Ever wonder what your horse is saying to you? The language of equines is complex. Many equestrians have dedicated their lives to becoming behavioral experts and understanding the language of the horse, both physical and vocal. Granted, horses can’t speak your language, but horses and humans have fascinating ways of communicating with themselves and each other. One way that horses communicate is with sounds, vocalizing their feelings.
Like most animals, horses make various noises to convey their feelings, using different vocal noises to communicate with both horses and humans. If you own your own horses or are regularly around horses, you’re probably acquainted with the friendly nicker that tells you that your horse is pleased to see you. And you may also be familiar with the loud whinny that says, "Breakfast was to be served at 7:00 a.m. sharp, where have you been?"
However, how much do you know about the more subtle noises that horses make to communicate in various circumstances? If you’re not sure what these noises mean, we’ve put together some helpful tips to help you better understand your horse and what exactly they are saying to you.
When a horse sighs, taking in a deep breath and letting it out slowly with audible sounds, it can mean a few different things. In some cases, such as while being groomed or receiving massage therapy, it can signal that they are relaxed and calm or experiencing relief. Similarly to humans, some horses sigh when they are tired or bored.
If your horse sighs when you are in the school or riding arena or when they are about to be ridden, they could be bored and expressing this. If this is the case, you could try mixing things up by riding in the field, doing some challenging pole work, or going on a hack with others.
As with humans, horses may groan to express pain or discomfort, so this is one to keep an eye on. If your horse groans and pins their ears back simultaneously, it probably means that they are displeased or in some sort of discomfort. If he groans in pain when you mount, dismount, or land when jumping, your horse could be experiencing some saddle discomfort or general pain from an injury or soreness.
It’s always a good idea to investigate such behavior to rule out anything sinister. Sometimes horses will groan if they are experiencing stomach pain or are generally feeling unwell. In these cases, detective work is required.
Of all horse sounds, a nicker is generally a joy to hear! A nicker is a sociable sound that your horse will make with their mouth closed, moving their nostrils with their ears pricked forward to attention. It is an affectionate sound that horses will use with their peers. Mares and foals will nicker at each other as well. And if you are lucky your horse will nicker to you, too.
Horses will blow or snort when they are either physically out of breath after work, excited, or getting worked up. You’ve probably seen a racehorse after a race, or an event horse after the cross-country phase, blowing heavily with red nostrils. This is because they are out of breath and their heart rate is increased after work, in the same way that humans will struggle to regulate their breathing after heavy exercise.
To an extent, a horse blowing or snorting after heavy exercise is normal, and you should offer them moderate amounts of water and walk them in a cooler rug to absorb sweat and cool down. However, other instances when your horse might blow and snort are when they are stressed or excited. For example, they might blow and snort if they are in a new place or excited to be turned out.

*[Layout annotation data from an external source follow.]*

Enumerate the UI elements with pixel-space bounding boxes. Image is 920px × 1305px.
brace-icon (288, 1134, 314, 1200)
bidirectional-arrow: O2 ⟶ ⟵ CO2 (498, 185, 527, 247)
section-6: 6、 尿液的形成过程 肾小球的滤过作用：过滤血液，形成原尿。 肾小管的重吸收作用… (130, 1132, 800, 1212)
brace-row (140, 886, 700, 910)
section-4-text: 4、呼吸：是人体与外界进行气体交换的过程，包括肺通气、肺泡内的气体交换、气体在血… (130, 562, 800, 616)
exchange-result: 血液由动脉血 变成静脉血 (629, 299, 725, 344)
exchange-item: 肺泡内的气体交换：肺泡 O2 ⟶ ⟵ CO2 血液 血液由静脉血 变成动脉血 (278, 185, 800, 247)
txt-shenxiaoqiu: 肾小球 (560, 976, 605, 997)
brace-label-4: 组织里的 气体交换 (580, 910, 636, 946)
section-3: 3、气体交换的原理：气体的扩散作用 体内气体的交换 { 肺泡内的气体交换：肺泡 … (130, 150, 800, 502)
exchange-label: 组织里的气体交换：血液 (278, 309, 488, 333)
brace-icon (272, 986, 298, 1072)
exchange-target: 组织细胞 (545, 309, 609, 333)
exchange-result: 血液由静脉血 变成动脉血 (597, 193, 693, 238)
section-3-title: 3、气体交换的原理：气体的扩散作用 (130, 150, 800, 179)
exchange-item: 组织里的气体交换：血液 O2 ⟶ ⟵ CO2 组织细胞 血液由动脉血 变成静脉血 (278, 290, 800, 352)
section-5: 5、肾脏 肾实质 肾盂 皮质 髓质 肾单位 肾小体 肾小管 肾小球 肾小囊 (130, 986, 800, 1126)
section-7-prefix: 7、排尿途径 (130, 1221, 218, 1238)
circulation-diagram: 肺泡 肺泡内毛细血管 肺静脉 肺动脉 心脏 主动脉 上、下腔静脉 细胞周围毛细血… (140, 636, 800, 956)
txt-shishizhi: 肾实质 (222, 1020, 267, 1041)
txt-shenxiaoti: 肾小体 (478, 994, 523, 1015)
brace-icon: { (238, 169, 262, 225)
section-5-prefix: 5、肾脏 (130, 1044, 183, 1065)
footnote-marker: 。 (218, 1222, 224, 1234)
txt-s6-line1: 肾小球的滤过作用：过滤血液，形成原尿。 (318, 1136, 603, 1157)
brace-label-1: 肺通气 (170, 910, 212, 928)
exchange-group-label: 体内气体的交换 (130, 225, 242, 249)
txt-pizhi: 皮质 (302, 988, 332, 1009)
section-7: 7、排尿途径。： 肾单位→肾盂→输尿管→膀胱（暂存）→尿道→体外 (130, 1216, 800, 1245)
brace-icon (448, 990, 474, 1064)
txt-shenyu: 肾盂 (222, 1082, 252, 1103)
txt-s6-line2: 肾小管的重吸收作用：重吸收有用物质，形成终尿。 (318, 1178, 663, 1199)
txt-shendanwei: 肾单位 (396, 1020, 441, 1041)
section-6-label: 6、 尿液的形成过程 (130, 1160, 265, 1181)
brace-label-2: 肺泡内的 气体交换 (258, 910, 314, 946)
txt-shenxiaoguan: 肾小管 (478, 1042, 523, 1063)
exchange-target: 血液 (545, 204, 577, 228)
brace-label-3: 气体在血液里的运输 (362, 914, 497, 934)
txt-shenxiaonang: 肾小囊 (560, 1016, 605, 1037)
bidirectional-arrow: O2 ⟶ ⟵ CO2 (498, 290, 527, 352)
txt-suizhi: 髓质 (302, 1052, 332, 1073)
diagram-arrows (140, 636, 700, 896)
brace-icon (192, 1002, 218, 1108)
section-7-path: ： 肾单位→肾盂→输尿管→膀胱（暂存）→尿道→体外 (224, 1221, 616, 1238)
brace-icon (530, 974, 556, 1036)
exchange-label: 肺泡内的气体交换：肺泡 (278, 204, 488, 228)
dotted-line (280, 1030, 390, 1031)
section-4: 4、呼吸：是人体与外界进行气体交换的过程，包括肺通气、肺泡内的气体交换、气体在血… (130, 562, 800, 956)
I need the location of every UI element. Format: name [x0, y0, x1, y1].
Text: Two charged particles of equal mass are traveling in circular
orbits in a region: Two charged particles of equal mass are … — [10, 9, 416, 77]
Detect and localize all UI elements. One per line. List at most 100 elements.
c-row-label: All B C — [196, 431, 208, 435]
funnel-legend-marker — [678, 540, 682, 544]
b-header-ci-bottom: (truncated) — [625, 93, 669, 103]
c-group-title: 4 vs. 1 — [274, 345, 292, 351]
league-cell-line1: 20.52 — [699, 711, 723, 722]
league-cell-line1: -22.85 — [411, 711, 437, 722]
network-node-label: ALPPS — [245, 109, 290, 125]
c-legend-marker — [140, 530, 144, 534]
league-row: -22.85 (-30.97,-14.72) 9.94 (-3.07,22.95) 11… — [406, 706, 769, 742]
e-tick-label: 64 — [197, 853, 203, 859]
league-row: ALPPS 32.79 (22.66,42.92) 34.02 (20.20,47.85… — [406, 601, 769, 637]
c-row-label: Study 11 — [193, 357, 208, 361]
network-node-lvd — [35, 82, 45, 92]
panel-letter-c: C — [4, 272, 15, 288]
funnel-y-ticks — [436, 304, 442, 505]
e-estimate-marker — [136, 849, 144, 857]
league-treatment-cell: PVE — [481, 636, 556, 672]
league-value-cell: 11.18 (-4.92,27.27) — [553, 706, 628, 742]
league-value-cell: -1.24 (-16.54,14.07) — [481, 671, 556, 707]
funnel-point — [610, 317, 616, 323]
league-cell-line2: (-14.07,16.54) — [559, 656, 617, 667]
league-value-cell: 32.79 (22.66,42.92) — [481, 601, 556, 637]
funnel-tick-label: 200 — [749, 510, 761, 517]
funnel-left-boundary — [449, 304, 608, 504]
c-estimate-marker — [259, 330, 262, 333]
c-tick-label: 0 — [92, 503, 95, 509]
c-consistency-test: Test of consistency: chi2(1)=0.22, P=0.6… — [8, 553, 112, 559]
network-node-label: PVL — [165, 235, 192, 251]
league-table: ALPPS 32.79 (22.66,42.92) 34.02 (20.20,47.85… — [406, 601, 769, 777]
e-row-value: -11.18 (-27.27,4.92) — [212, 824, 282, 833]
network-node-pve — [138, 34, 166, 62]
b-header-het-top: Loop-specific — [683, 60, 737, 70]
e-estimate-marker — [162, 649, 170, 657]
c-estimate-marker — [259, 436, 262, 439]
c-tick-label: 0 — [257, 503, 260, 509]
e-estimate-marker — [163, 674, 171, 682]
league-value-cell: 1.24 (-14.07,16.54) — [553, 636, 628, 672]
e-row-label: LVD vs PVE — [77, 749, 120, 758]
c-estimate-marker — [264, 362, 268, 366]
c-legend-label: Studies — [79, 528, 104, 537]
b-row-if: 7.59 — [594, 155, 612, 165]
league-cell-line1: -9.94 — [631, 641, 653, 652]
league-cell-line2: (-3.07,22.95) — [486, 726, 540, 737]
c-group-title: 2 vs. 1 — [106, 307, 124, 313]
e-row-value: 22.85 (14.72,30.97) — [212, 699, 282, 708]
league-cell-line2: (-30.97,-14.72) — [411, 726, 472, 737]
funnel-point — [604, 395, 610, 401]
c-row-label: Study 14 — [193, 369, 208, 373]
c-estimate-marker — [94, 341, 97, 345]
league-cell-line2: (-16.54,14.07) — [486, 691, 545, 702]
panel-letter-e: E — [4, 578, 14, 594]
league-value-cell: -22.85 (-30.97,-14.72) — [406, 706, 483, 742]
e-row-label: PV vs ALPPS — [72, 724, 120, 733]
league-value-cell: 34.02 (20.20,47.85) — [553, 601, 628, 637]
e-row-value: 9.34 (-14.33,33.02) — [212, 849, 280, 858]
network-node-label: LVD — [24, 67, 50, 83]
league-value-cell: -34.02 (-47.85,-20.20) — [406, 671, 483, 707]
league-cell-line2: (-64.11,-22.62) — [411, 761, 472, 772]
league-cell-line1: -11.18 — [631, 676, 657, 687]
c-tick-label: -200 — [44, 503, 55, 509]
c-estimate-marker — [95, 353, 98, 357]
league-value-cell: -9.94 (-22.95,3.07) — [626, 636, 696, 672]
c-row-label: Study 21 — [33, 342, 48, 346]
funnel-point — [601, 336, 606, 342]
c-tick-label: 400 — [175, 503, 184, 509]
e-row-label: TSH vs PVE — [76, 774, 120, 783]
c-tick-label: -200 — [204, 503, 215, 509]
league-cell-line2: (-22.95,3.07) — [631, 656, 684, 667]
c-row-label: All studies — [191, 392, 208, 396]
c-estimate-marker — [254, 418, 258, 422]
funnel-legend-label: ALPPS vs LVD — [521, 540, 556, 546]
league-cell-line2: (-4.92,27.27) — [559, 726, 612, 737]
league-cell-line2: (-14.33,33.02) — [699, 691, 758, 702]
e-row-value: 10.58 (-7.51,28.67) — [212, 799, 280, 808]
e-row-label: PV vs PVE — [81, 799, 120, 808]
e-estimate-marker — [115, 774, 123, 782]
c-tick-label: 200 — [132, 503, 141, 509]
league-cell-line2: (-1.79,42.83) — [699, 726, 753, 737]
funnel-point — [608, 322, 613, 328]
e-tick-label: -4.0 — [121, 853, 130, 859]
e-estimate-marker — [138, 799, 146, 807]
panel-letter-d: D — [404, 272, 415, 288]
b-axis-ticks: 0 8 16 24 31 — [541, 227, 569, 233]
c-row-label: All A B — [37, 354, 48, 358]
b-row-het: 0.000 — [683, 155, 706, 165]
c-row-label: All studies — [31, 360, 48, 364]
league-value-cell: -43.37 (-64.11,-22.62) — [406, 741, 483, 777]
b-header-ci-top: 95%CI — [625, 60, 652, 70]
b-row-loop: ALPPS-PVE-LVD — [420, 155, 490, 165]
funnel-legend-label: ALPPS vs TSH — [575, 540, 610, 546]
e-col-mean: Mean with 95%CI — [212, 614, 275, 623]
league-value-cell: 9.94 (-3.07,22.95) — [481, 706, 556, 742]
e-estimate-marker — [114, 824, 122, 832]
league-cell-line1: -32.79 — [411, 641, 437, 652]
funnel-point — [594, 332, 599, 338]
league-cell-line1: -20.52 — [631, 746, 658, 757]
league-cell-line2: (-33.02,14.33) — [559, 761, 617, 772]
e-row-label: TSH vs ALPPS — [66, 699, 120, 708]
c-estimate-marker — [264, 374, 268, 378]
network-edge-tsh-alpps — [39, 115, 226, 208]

A horse will also make sounds like blowing and snorting when they are stressed due to pain. This may signal an illness such as colic, so it’s important that you monitor your horses symptoms and behavior to make sure that the blowing isn’t linked to physical pain.
The classic neigh. A horse will neigh when they are stimulated or shouting for attention! It really depends on the tone of the neigh: A high-pitched neigh may signal that the horse is anxious. For instance, if the horse is alone and calling for other horses, they may be displaying separation anxiety. An anxious neigh may also break, and the horse might be warm and sweaty, with ears flicking back-and-forth to attention and the whites of their eyes showing.
In contrast, a confident and assertive neigh is a demanding neigh that says, "Feed me NOW, or the chef is fired!" If a horse displays this neigh in a social situation in the herd, it might be to signal or warn the rest of the herd, giving the other horses a heads up that something is afoot.
Squealing is typically a mare thing! While a stallion might roar and whinny loudly to capture the attention of a mare, a mare commonly squeals to tell them off or assert that their space has been invaded, showing their distaste. Squealing may be teamed with ears flat back and heads tossing, in some cases with the back legs kicking out. Mares might also squeal at each other, to show their dominance and tell the other horse to back off. Hell hath no fury like a mare scorned!